Zetterberg concluded that as an average match contains far fewer headshots, heading the ball is not dangerous, and he attributes the difference with boxing to the lower kinetic energy of impacts with footballs, and a greater ability to stabilise the head. Which may mean explanations for [insert name of preferred footballer with limited mental ability] may need to be revised.
Rocket Science
Fancy yourself as a hot shot in the most fanciful realms of theoretical physics? Watched Scotty at work and thought “No!

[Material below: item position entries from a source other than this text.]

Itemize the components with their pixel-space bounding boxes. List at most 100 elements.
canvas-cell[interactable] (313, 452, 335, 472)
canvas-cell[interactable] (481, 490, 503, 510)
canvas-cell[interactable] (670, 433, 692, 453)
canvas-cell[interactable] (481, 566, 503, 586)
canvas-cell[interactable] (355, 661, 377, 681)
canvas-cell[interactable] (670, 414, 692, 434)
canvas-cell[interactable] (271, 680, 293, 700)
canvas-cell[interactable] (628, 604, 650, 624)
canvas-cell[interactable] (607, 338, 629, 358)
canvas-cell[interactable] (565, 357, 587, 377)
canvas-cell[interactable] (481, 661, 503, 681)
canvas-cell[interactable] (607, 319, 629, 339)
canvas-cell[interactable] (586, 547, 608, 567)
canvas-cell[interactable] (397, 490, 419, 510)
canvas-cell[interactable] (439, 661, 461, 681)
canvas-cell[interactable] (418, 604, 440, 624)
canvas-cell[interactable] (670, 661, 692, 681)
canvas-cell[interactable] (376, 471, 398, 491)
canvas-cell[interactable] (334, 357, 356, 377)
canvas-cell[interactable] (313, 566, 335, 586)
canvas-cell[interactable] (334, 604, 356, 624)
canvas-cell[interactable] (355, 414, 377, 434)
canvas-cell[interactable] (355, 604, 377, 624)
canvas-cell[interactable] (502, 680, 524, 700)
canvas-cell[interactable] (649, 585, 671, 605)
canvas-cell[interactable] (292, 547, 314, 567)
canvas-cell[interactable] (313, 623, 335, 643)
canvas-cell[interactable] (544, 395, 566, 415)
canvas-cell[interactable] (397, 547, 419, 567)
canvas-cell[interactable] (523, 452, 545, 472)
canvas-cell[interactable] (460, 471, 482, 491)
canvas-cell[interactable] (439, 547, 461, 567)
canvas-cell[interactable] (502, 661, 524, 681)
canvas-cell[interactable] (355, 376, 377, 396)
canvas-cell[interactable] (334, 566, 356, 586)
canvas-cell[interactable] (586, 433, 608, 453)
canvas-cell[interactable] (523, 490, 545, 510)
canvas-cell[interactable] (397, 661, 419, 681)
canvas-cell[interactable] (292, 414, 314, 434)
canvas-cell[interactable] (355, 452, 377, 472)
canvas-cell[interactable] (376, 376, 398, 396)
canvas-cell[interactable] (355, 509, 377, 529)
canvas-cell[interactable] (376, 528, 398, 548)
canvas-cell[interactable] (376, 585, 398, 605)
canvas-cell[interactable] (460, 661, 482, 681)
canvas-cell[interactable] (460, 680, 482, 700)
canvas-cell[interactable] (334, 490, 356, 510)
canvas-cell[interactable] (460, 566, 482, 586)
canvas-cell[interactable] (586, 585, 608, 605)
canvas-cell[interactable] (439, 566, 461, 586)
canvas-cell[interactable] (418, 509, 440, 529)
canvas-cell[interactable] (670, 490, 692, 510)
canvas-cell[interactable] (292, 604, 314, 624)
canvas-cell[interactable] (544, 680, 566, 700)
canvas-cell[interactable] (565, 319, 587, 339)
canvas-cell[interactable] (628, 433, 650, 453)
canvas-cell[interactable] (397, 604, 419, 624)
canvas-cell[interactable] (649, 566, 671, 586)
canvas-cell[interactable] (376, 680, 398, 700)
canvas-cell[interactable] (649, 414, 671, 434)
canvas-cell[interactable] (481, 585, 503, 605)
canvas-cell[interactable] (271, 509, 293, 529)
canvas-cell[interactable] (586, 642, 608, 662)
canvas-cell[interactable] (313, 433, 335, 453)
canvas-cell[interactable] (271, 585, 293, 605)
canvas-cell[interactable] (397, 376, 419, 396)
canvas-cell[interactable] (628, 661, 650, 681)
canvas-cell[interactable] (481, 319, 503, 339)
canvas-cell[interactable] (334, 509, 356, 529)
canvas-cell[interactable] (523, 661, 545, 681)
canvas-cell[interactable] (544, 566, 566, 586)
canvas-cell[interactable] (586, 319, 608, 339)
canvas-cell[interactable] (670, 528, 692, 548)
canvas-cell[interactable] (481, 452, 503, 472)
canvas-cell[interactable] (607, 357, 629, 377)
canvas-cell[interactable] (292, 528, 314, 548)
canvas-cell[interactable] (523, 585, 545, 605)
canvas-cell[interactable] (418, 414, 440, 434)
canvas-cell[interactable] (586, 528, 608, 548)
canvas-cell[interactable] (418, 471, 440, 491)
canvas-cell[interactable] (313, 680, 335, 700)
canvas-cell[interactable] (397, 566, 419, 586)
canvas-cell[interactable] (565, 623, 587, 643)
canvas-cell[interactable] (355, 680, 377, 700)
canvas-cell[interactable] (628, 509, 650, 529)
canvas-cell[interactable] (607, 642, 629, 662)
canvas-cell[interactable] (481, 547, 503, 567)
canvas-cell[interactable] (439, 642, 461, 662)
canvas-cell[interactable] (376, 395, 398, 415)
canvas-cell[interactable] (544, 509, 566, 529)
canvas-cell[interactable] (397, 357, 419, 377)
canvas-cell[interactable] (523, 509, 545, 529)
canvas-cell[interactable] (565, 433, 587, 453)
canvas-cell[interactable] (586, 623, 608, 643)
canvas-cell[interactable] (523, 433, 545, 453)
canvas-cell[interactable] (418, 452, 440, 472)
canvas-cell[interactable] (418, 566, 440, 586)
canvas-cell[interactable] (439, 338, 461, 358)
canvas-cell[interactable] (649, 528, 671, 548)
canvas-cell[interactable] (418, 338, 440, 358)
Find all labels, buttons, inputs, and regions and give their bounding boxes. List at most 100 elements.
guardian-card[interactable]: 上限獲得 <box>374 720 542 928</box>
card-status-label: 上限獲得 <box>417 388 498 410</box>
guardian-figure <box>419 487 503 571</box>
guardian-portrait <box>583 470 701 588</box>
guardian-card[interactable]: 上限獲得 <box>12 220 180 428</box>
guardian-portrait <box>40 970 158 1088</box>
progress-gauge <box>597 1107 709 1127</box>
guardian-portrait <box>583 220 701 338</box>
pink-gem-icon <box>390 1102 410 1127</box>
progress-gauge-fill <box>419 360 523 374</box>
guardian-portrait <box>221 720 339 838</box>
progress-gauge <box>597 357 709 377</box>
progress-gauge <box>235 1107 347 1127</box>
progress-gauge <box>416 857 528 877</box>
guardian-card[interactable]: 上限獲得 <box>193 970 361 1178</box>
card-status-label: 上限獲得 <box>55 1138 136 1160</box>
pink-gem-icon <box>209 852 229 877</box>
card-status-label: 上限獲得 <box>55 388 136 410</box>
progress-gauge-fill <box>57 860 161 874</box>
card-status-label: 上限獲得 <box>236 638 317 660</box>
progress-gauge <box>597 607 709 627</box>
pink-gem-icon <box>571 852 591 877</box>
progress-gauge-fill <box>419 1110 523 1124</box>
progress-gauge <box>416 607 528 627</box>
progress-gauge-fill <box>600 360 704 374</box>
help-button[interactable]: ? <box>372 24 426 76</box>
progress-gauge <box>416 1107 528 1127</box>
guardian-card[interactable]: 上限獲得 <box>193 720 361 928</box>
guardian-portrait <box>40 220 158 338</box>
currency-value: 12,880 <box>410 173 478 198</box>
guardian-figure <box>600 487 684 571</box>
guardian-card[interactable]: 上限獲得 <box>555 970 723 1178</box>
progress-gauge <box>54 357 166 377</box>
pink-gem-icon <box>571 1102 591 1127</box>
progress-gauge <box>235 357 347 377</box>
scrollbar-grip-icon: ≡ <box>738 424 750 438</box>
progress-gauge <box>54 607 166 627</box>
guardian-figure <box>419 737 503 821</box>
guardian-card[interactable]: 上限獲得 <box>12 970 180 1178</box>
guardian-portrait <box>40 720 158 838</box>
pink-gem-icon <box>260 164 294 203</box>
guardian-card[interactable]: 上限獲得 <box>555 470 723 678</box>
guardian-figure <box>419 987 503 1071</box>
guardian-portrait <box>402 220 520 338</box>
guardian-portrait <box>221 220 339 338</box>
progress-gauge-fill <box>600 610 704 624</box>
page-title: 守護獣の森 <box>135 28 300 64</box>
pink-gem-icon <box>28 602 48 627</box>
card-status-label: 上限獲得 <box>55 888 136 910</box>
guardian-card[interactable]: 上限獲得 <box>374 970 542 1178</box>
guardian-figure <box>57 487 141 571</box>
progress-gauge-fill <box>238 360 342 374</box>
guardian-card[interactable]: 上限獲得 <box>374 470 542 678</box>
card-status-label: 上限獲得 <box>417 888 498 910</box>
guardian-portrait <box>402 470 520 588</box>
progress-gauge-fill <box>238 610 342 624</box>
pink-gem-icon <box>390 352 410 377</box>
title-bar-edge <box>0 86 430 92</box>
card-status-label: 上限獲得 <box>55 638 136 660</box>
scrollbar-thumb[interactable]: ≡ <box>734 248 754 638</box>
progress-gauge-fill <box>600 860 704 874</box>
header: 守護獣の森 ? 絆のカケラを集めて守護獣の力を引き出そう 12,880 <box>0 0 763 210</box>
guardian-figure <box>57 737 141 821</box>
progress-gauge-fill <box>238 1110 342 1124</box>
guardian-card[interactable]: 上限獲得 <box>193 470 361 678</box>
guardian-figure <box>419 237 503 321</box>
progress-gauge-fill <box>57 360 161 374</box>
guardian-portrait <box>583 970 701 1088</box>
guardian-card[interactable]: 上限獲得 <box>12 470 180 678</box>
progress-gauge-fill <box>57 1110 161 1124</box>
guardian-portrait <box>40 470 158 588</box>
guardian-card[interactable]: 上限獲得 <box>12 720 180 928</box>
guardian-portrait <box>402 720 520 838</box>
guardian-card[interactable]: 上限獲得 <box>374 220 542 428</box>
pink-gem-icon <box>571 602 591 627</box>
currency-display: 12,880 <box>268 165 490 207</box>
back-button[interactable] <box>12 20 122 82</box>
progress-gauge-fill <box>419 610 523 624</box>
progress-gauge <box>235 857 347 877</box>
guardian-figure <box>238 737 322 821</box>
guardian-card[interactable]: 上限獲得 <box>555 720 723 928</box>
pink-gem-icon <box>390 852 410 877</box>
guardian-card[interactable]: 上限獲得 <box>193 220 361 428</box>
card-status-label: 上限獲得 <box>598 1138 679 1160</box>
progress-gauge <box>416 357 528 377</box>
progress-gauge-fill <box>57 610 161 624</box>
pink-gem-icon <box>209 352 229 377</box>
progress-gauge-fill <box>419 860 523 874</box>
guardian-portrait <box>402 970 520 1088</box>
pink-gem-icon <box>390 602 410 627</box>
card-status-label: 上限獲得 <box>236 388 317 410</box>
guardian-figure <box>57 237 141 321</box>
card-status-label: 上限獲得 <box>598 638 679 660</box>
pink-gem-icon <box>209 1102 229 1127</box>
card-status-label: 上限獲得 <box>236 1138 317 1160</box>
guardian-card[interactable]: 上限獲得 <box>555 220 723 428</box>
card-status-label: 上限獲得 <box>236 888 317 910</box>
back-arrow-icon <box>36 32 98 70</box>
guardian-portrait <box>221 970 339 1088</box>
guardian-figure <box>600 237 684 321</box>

You’re doing it all wrong you fool!”? If you can answer yes to either of these questions, get cracking: the British Interplanetary Society (www.bis-spaceflight.com) is calling for abstract submissions for a symposium, entitled “Warp Drive, Faster Than Light: Breaking the Interstellar Distance Barrier”. Held on the 15th of November, this symposium will discuss the current state of warp drive research.
Unbeknownst to this author, this technology has advanced from our television screens to our laboratories (well, almost): a seminal 1994 paper by Miguel Alcubierre apparently showed general relativity permits the creation of a space-time “warp bubble”, whose interior, as well as any spacecraft within it, would move faster than the speed of light. This seems to have sparked interest in the academic community, as demonstrated by around 50 publications, some of which have suggested (as one would expect) that there are significant technical obstacles to such a proposal.
Leaving questions of whether she can or cannae take much more aside, the crux of the problem appears to be that unrealistic quantities of negative energy are required to provide sufficient warpage. If you know what this means, doubtless you’ll already be aware that several people are already booked to talk at the symposium, including Remo Garattini of Bergamo University on the subject of “Casimir Energy: A Fuel for Traversable Wormholes”. And you’ve probably already written your abstract, far in advance of the 28th of September submission deadline. If contributing anything is a little beyond you, but you want to attend, have a look at the website: a quick glance suggests that it costs £23.50 for students.